How to prevent bullying?

Bullying: an ever repeating and all destructing phenomenon. Every year, millions and millions of lives are irreversible damaged. And it is not like bullying is just a temporary problem; a problem that will resolve itself as time goes by. It is structural, in the sense that it seems to be deeply ingrained in human nature. So the question is: what can – and what should – we do about it? Should parents teach their children about the negative consequences of bullying? And what about schools; should they too make a (more profound) effort to stop bullying?

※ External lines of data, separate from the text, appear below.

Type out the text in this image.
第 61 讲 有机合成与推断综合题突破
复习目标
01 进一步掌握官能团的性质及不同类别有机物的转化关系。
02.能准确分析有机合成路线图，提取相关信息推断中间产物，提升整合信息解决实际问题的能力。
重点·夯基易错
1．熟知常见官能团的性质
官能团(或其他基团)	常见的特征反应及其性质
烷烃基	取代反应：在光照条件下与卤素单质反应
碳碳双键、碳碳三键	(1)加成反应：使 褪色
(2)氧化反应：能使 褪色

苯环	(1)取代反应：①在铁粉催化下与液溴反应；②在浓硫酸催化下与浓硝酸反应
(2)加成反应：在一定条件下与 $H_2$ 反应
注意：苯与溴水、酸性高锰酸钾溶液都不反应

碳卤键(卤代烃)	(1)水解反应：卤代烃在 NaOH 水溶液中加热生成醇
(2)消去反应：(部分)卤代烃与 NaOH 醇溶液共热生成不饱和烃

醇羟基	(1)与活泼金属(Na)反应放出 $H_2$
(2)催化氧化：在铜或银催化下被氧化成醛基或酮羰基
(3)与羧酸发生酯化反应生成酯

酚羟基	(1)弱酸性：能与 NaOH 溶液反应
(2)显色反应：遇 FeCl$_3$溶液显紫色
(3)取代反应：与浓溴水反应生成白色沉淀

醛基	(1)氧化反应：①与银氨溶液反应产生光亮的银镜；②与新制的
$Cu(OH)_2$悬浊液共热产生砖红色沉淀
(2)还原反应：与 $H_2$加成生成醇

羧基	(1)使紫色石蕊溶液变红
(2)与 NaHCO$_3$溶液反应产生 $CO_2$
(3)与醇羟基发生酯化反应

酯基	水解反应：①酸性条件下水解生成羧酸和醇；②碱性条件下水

But before we start, let me ask you something. When you look back at your time at school, what are the first memories that come to mind? Is it the Latin vocabulary you were forced to remember in the first year of high school? Is it the utterly useless, but sometimes amusing, gym classes you had to take? Is it the list of historical facts that you had to recall? I can only speak for myself, but I would respond with a firm ‘No’ to each of these questions.

Self-development
Looking back at my years in school, I can only remember the social bonding we, the children, had. I remember us kids playing together, trading collector-cards and chasing girls. Those are the experiences that – I believe – anyone is likely to remember about his childhood. Those are the experiences that have made you into the person you are today. It is because of these experiences that you have learned that it is not okay to steal someone’s football, and that it is no fun to kick your little brother. It is because of these experiences that you came to know that you were accepted by society. These are the experiences that proved to be truly important later on in your life.

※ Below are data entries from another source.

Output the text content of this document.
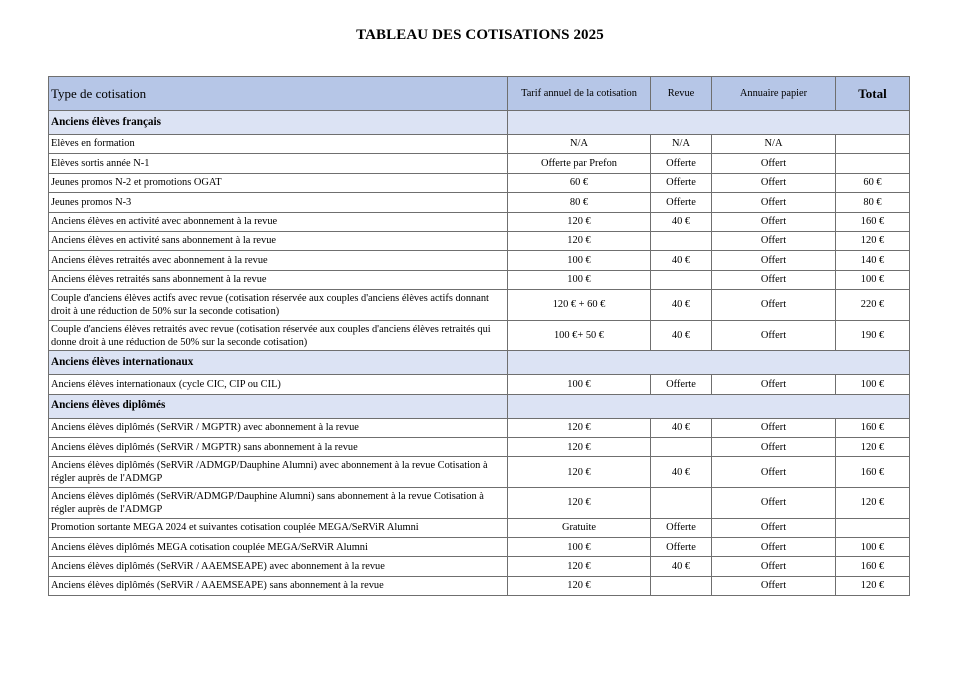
TABLEAU DES COTISATIONS 2025
Type de cotisation	Tarif annuel de la cotisation	Revue	Annuaire papier	Total
Anciens élèves français				
Elèves en formation	N/A	N/A	N/A	
Elèves sortis année N-1	Offerte par Prefon	Offerte	Offert	
Jeunes promos N-2 et promotions OGAT	60 €	Offerte	Offert	60 €
Jeunes promos N-3	80 €	Offerte	Offert	80 €
Anciens élèves en activité avec abonnement à la revue	120 €	40 €	Offert	160 €
Anciens élèves en activité sans abonnement à la revue	120 €		Offert	120 €
Anciens élèves retraités avec abonnement à la revue	100 €	40 €	Offert	140 €
Anciens élèves retraités sans abonnement à la revue	100 €		Offert	100 €
Couple d'anciens élèves actifs avec revue (cotisation réservée aux couples d'anciens élèves actifs donnant droit à une réduction de 50% sur la seconde cotisation)	120 € + 60 €	40 €	Offert	220 €
Couple d'anciens élèves retraités avec revue (cotisation réservée aux couples d'anciens élèves retraités qui donne droit à une réduction de 50% sur la seconde cotisation)	100 €+ 50 €	40 €	Offert	190 €
Anciens élèves internationaux				
Anciens élèves internationaux (cycle CIC, CIP ou CIL)	100 €	Offerte	Offert	100 €
Anciens élèves diplômés				
Anciens élèves diplômés (SeRViR / MGPTR) avec abonnement à la revue	120 €	40 €	Offert	160 €
Anciens élèves diplômés (SeRViR / MGPTR) sans abonnement à la revue	120 €		Offert	120 €
Anciens élèves diplômés (SeRViR /ADMGP/Dauphine Alumni) avec abonnement à la revue Cotisation à régler auprès de l'ADMGP	120 €	40 €	Offert	160 €
Anciens élèves diplômés (SeRViR/ADMGP/Dauphine Alumni) sans abonnement à la revue Cotisation à régler auprès de l'ADMGP	120 €		Offert	120 €
Promotion sortante MEGA 2024 et suivantes cotisation couplée MEGA/SeRViR Alumni	Gratuite	Offerte	Offert	
Anciens élèves diplômés MEGA cotisation couplée MEGA/SeRViR Alumni	100 €	Offerte	Offert	100 €
Anciens élèves diplômés (SeRViR / AAEMSEAPE) avec abonnement à la revue	120 €	40 €	Offert	160 €
Anciens élèves diplômés (SeRViR / AAEMSEAPE) sans abonnement à la revue	120 €		Offert	120 €
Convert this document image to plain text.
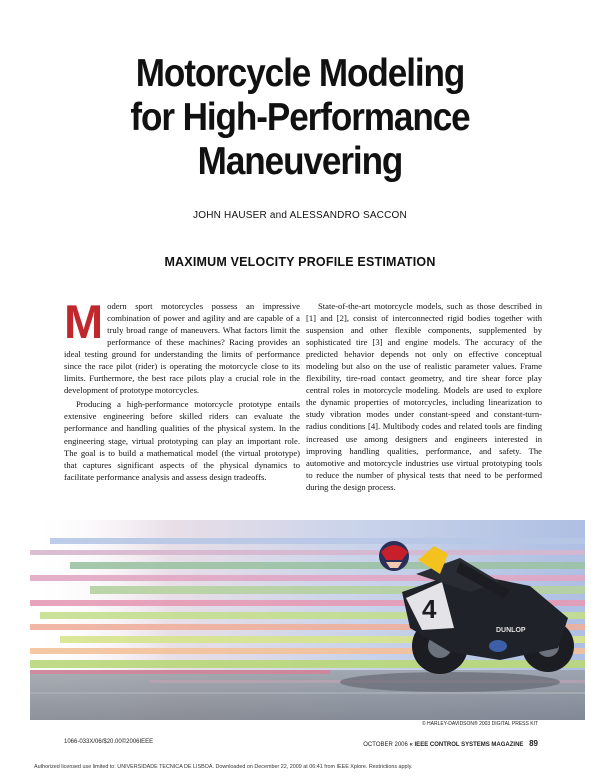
Motorcycle Modeling
for High-Performance
Maneuvering
JOHN HAUSER and ALESSANDRO SACCON
MAXIMUM VELOCITY PROFILE ESTIMATION

Modern sport motorcycles possess an impressive combination of power and agility and are capable of a truly broad range of maneuvers. What factors limit the performance of these machines? Racing provides an ideal testing ground for understanding the limits of performance since the race pilot (rider) is operating the motorcycle close to its limits. Furthermore, the best race pilots play a crucial role in the development of prototype motorcycles.

Producing a high-performance motorcycle prototype entails extensive engineering before skilled riders can evaluate the performance and handling qualities of the physical system. In the engineering stage, virtual prototyping can play an important role. The goal is to build a mathematical model (the virtual prototype) that captures significant aspects of the physical dynamics to facilitate performance analysis and assess design tradeoffs.

State-of-the-art motorcycle models, such as those described in [1] and [2], consist of interconnected rigid bodies together with suspension and other flexible components, supplemented by sophisticated tire [3] and engine models. The accuracy of the predicted behavior depends not only on effective conceptual modeling but also on the use of realistic parameter values. Frame flexibility, tire-road contact geometry, and tire shear force play central roles in motorcycle modeling. Models are used to explore the dynamic properties of motorcycles, including linearization to study vibration modes under constant-speed and constant-turn-radius conditions [4]. Multibody codes and related tools are finding increased use among designers and engineers interested in improving handling qualities, performance, and safety. The automotive and motorcycle industries use virtual prototyping tools to reduce the number of physical tests that need to be performed during the design process.

4
DUNLOP
© HARLEY-DAVIDSON® 2003 DIGITAL PRESS KIT
1066-033X/06/$20.00©2006IEEE	OCTOBER 2006 « IEEE CONTROL SYSTEMS MAGAZINE 89
Authorized licensed use limited to: UNIVERSIDADE TECNICA DE LISBOA. Downloaded on December 22, 2009 at 06:41 from IEEE Xplore. Restrictions apply.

But what if you would not have learned these lessons? What if you would not have learned what it is like to play with friends, trade cards, play hide and seek, or be in any other way involved in the social interactions that are of such great importance in the formation of any child’s identity? These are the lessons that get down to the core of what it means to be a human being. Of what it means to be wandering around on this earth of ours with your fellow species members. And let’s be honest: if you would have missed these lessons in your childhood, do you truly think that your life would have been any better if you would be able to remember the exact year Columbus reached America? I do not think so.

Schools
I believe that schools should, next to the regular classes, include a course about social dynamics, in which children are taught how they could – not should – interact with others. A class that teaches children the pros and cons of treating people in a certain way. A class that teaches children what the consequences of being bullied might be in what might very well be the most important years in a person’s self-development. A class that might make use of acting and little role-playing games in which the bully and the person being bullied repeatedly switch roles. Make it realistic. Make it tangible. Make it painful.

Because let me ask you the following: is it fair to put the blame on those that are being being bullied? To urge them to stand up for themselves and promise them that, if they don’t do so, things will only get worse? Is that how you truly help a child? And, on the other hand, can you blame the bullies for bullying if they have never been taught why it is wrong to bully? If they think they are just fooling around and that their behavior is simply the way you should behave among classmates?

Shouldn’t the responsibility lay with the adults? The ones who are supposed to know how to behave? And with the schools, the place at which children are present most of their time? And sure: schools might say that is not their responsibility to teach children how to behave. That it is the parents’s duty. But note that I am not saying that schools should teach children how to behave. I am only saying that schools might teach children what it feels like to be bullied, and what the consequences of this behavior might be. After taking these classes, children are totally free to decide for themselves how they want to behave. And if that doesn’t stop them from bullying, maybe more drastic measures, as in lowering bullies’s grades, might be necessary.

But what do you think? Should schools be more proactive in preventing bullying from happening? Or is it fully the parents’s responsibility to do so? And why?